1

I have 3/4s of an answer to an issue but need some help on the final part. I have some data for the EBIT of companies. Where the EBIT is negative I would like to replace the value with mean of the previous year and the current year, for example, if the company recorded negative EBIT in 1993, I would like to get the mean of the negative year (1993) and the previous year (1992).

I have the following code (which I found on Stackoverflow How to replace NA with mean by subset in R (impute with plyr?)) but I would like to change the impute.mean function to reflect the changes I want. That is I do not really want to convert the negative numbers to NA's

years <- c(1990, 1991, 1992, 1993, 1994)
gvkey <- c(1000, 1100, 1200, 1300, 1400, 1500)

join <- as.data.frame(rep_len(years, length.out = length(gvkey) * 
length(years)))
join$gvkey <- rep(gvkey, length(years))
join$ebit <- runif(nrow(join), min=-100, max=100)

join$ebit[join$ebit < 0] <- NA    ## very inefficient way of recognizing negative values 

colnames(join) <- c("year", "gvkey", "ebit")

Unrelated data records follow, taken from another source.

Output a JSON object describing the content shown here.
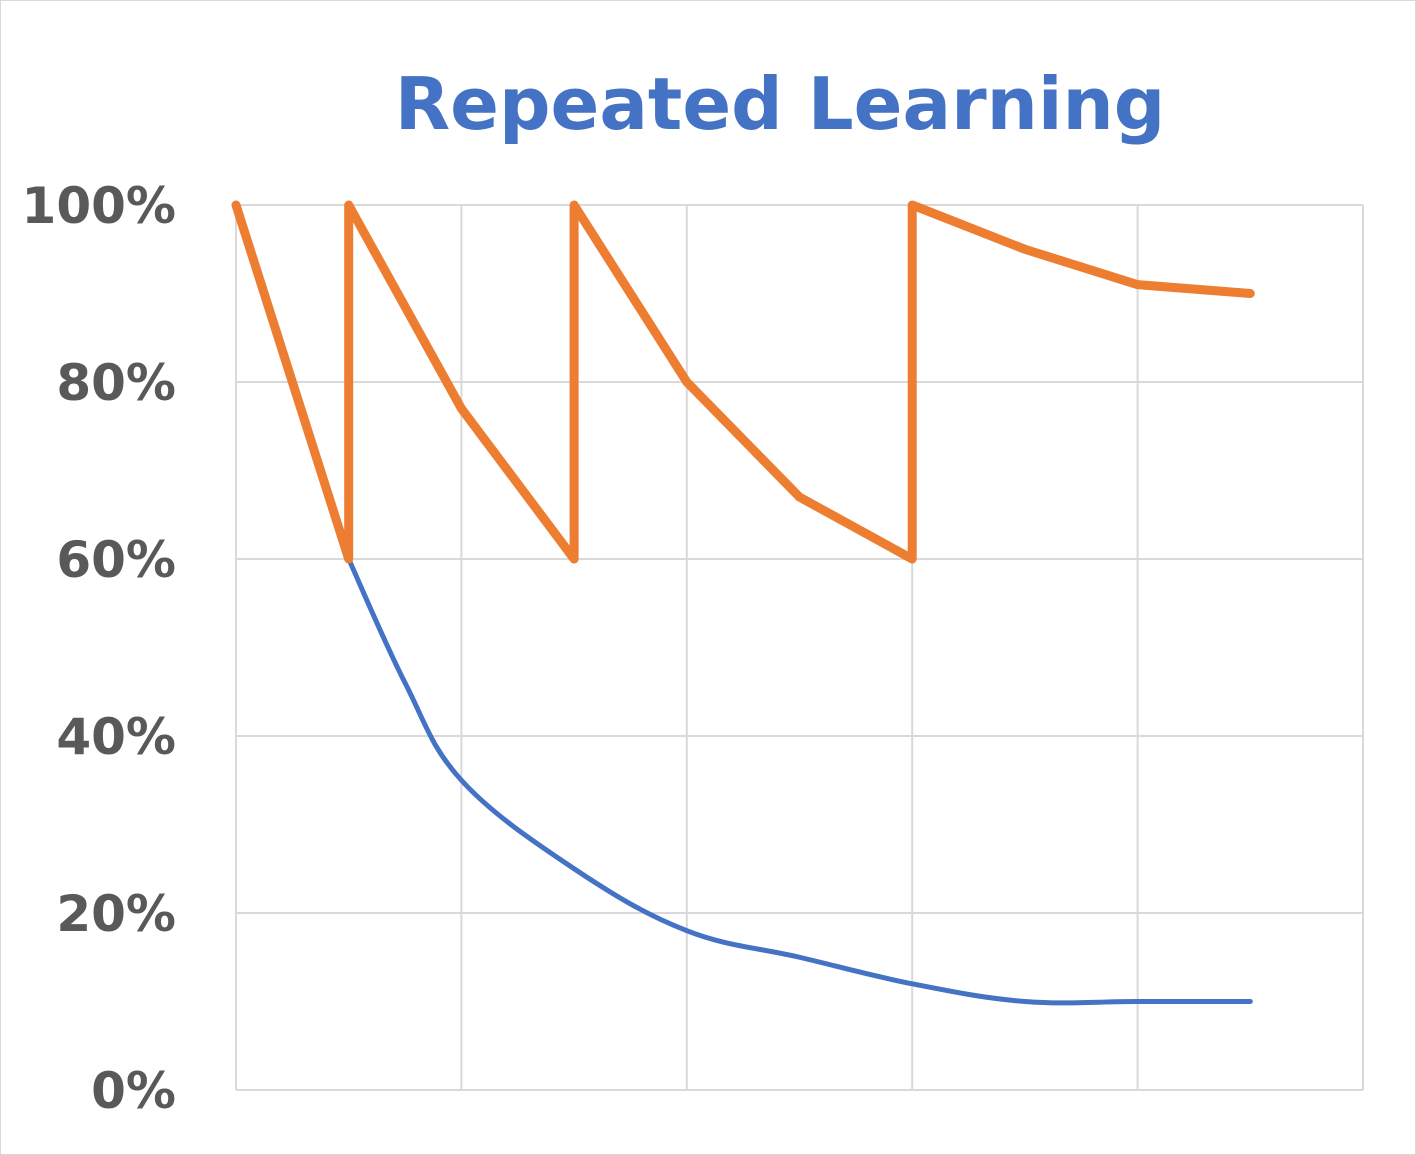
{
  "chart_data": {
    "type": "line",
    "title": "Repeated Learning",
    "xlabel": "",
    "ylabel": "",
    "ylim": [
      0,
      1
    ],
    "xlim": [
      0,
      10
    ],
    "y_ticks": [
      {
        "value": 0,
        "label": "0%"
      },
      {
        "value": 0.2,
        "label": "20%"
      },
      {
        "value": 0.4,
        "label": "40%"
      },
      {
        "value": 0.6,
        "label": "60%"
      },
      {
        "value": 0.8,
        "label": "80%"
      },
      {
        "value": 1.0,
        "label": "100%"
      }
    ],
    "x_gridlines": [
      0,
      2,
      4,
      6,
      8,
      10
    ],
    "grid": true,
    "legend": "none",
    "series": [
      {
        "color": "#4472c4",
        "smooth": true,
        "points": [
          [
            1,
            0.6
          ],
          [
            1.5,
            0.46
          ],
          [
            2,
            0.35
          ],
          [
            3,
            0.25
          ],
          [
            4,
            0.18
          ],
          [
            5,
            0.15
          ],
          [
            6,
            0.12
          ],
          [
            7,
            0.1
          ],
          [
            8,
            0.1
          ],
          [
            9,
            0.1
          ]
        ]
      },
      {
        "color": "#ed7d31",
        "smooth": false,
        "points": [
          [
            0,
            1.0
          ],
          [
            1,
            0.6
          ],
          [
            1,
            1.0
          ],
          [
            2,
            0.77
          ],
          [
            3,
            0.6
          ],
          [
            3,
            1.0
          ],
          [
            4,
            0.8
          ],
          [
            5,
            0.67
          ],
          [
            6,
            0.6
          ],
          [
            6,
            1.0
          ],
          [
            7,
            0.95
          ],
          [
            8,
            0.91
          ],
          [
            9,
            0.9
          ]
        ]
      }
    ]
  }
}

impute.mean <- function(x) replace(x, is.na(x), mean(x, na.rm = TRUE))

join <- join %>%
group_by(gvkey) %>%
 mutate(
  ebit = impute.mean(ebit))

I also found this which which is ideal except for the NA issue R replacing missing values with the mean of surroundings values

x <- (na.locf(join) + rev(na.locf(rev(join))))/2
Matthew Oldham
  • 187
  • 1
  • 13
  • A hint about replacing missing values with the surrounding values: this is called "moving average" imputation. You can do this in 1 line of code with the imputeTS package: na.ma(yourData, k=1). – Steffen Moritz Nov 09 '18 at 18:52

1 Answers1

0

This seems to do the work. Now the issue if two years in a row are negative.....

y <- join%>%group_by(gvkey)%>%mutate(adj_ebit=purrr::accumulate(ebit,~ifelse(.y<0,(.y+.x)/2,.y)))
Matthew Oldham
  • 187
  • 1
  • 13